Bestätigt werden diese Angaben inzwischen auch in Berichten des NDPD-Zentralorgans selbst. „Fünf Männer aus dem Mittelstand", schrieb die National-Zeitung beispielsweise am 26. Mai 1963, „wurden von der Sowjetischen Kommandatur eingeladen und aufgefordert, darzulegen, wie sie sich die politische Mitarbeit unter den ehemaligen Mitgliedern der NSDAP, den Offizieren, unter den Handwerkern und Privatbesitzern denken." Aus diesem Gespräch ging die Gründung der NDPD in Potsdam-Babelsberg hervor. Auf-grund ihrer stärkeren Unterstützung durch die Russen durfte sie sich zunächst auch öffentlich mit der SED anlegen. 1948 gab es zum Beispiel eine Pressepolemik zwischen dem Vorsitzenden der NDPD, Lothar Bolz, und dem „Neuen Deutschland". Das „Neue Deutschland" kritisierte das nationale und . abgeklärte", aus „Vernunftsgründen geborene Verhältnis zur Sowjetunion" und bemängelte I die nichtsozialistischen Auffassungen. Lothar Bolz schrieb in seiner Erwiderung: „Ob solcher Anschauungen sind Sie empört. Wir können Ihnen nicht helfen. Wir können nur wiederholen, daß wir uns keiner Weltanschauung (auch nicht Ihrer), keinem sozialen Dogma (auch nicht Ihrem) und auch keinem Klassenstandpunkt (auch nicht Ihrem) verschreiben!" Als die Russen später ihr spezielles Interesse an der NDPD verloren hatten, weil es ihr an größerem Einfluß auf die national-konservativen Kräfte beider Teile Deutschlands ermangelte, wurde die NDPD gezielt durch die SED unterwandert und ihr Spielraum eingeschränkt. So wurde beispielsweise 1954 von der Bezirksstelle des Staatssicherheitsdienstes Gera der Mitarbeiter Lothar T. als Abteilungsleiter III der NDPD-Parteikontrollkommission eingesetzt. Schon 1948 hatte sich die NDPD auch gegenüber der LDPD profiliert. Sie wurde zu Beginn der fünfziger Jahre immer stärker gegen die Liberal-Demokratische Partei geschoben, und 1952 wurde vom politischen Berater des Chefs der Sowjetischen Kontrollkommission Semjonow die Ausschaltung der LDPD als „wichtigste Aufgabe" der NDPD dargestellt
Die Demokratische Bauernpartei hat nie einen Spielraum von der SED zubemessen erhalten. Ihr Gründungsprogramm von 1948 enthält keine eigenen politischen Konzeptionen. Die Liberal-Demokratische Partei drückte es 1948 so aus: „Die bestehenden antifaschistischen Parteien, in erster Linie unsere Partei, sind sehr wohl in der Lage, die Interessen der Bauern zu vertreten. Die wahren Ziele, die bei der Bildung einer Bauernpartei von der anderen Seite verfolgt werden und die darauf hinauslaufen, die Bauern von den nichtmarxistischen Parteien abzudrängen und diese dadurch zu schwächen, müssen der Bauernschaft eindeutig dargelegt werden." In diesem Jahr gehörten der LDPD immerhin 23 436 Bauern an. Um der DBD eine Stütze in der Bauernschaft zu geben, wurden SED-Mitglieder in die neue Partei delegiert.
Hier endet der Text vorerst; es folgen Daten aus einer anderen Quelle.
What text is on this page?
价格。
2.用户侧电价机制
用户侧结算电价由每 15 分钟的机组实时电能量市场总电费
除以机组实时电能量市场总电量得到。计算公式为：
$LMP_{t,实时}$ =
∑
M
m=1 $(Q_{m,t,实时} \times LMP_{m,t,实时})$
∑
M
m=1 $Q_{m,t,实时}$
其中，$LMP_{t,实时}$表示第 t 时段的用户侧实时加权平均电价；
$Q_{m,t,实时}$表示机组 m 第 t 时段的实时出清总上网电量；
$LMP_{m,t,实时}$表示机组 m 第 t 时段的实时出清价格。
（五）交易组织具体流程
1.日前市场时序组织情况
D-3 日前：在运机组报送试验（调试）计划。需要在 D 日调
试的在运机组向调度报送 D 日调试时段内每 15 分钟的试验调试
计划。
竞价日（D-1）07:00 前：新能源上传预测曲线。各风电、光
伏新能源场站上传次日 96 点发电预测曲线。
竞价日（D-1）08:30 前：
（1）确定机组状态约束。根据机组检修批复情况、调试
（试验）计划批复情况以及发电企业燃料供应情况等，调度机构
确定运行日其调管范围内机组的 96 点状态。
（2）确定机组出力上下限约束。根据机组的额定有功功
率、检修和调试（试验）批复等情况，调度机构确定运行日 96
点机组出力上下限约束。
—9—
Zwischen Anpassung und Korrektur. Motive des politischen Handelns Verschiedene Politiker der nichtkommunistischen Parteien haben versucht, sich in der Spanne, die sich öfter zwischen den beiden Linien der sowjetischen Politik in ihrer Zone auftat, zu bewegen. Sie hatten dabei zugleich die Politik der SED zu berücksichtigen, die sich mit ihrem Hauptrepräsentanten Walter Ulbricht an die revolutionär-bolschewistische Linie der sowjetischen Politik anlehnte und sie weiterzutreiben versuchte. Die SED stützte sich auch auf Politiker in der CDU, LDPD, NDPD und DBD. Es handelt sich insbesondere um den Vorsitzenden der LDPD Hans Loch und seinen Generalsekretär Herbert Täschner, um Heinrich Homann, der vom politischen Geschäftsführer der NDPD 1952 zum stellvertretenden Vorsitzenden der Partei avancierte und 1972 den Vorsitz übernahm, sowie zeitweise um Gerald Götting, den 1949 erst 26jährigen Generalsekretär der CDU. Er hatte insbesondere die Aufgabe, den Einfluß des CDU-Vorsitzenden Otto Nuschke in seiner Partei zu paralysieren. Gerald Götting wurde 1966 Vorsitzender der CDU und war zumindest seit dieser Zeit auf eine stärkere Profilierung der CDU bedacht. Seine Rolle von heute ist nicht seine Rolle von gestern. Herbert Täschner, der in Zusammenarbeit mit der SED von Major Siora von der Sowjetischen Militäradministration in Sachsen aufgebaut wurde, avancierte 1950, erst 34 Jahre alt, zum Generalsekretär der LDPD. Seine scharfen Stalinisierungsmaßnahmen in der Partei stießen jedoch auf den erbitterten Widerstand von Johannes Dieckmann, des stellvertretenden Vorsitzenden der LDPD und Präsidenten der Volkskammer, der zusammen mit seinem persönlichen Referenten Theo Hanemann, dem heutigen Direktor der Zentralen Parteischule „Wilhelm Külz", 1954 erfolgreich Täschners Ablösung betrieb. Sein Nachfolger Manfred Gerlach, der seit 1967 Vorsitzender der LDPD ist, bewegte sich von vornherein konzilianter.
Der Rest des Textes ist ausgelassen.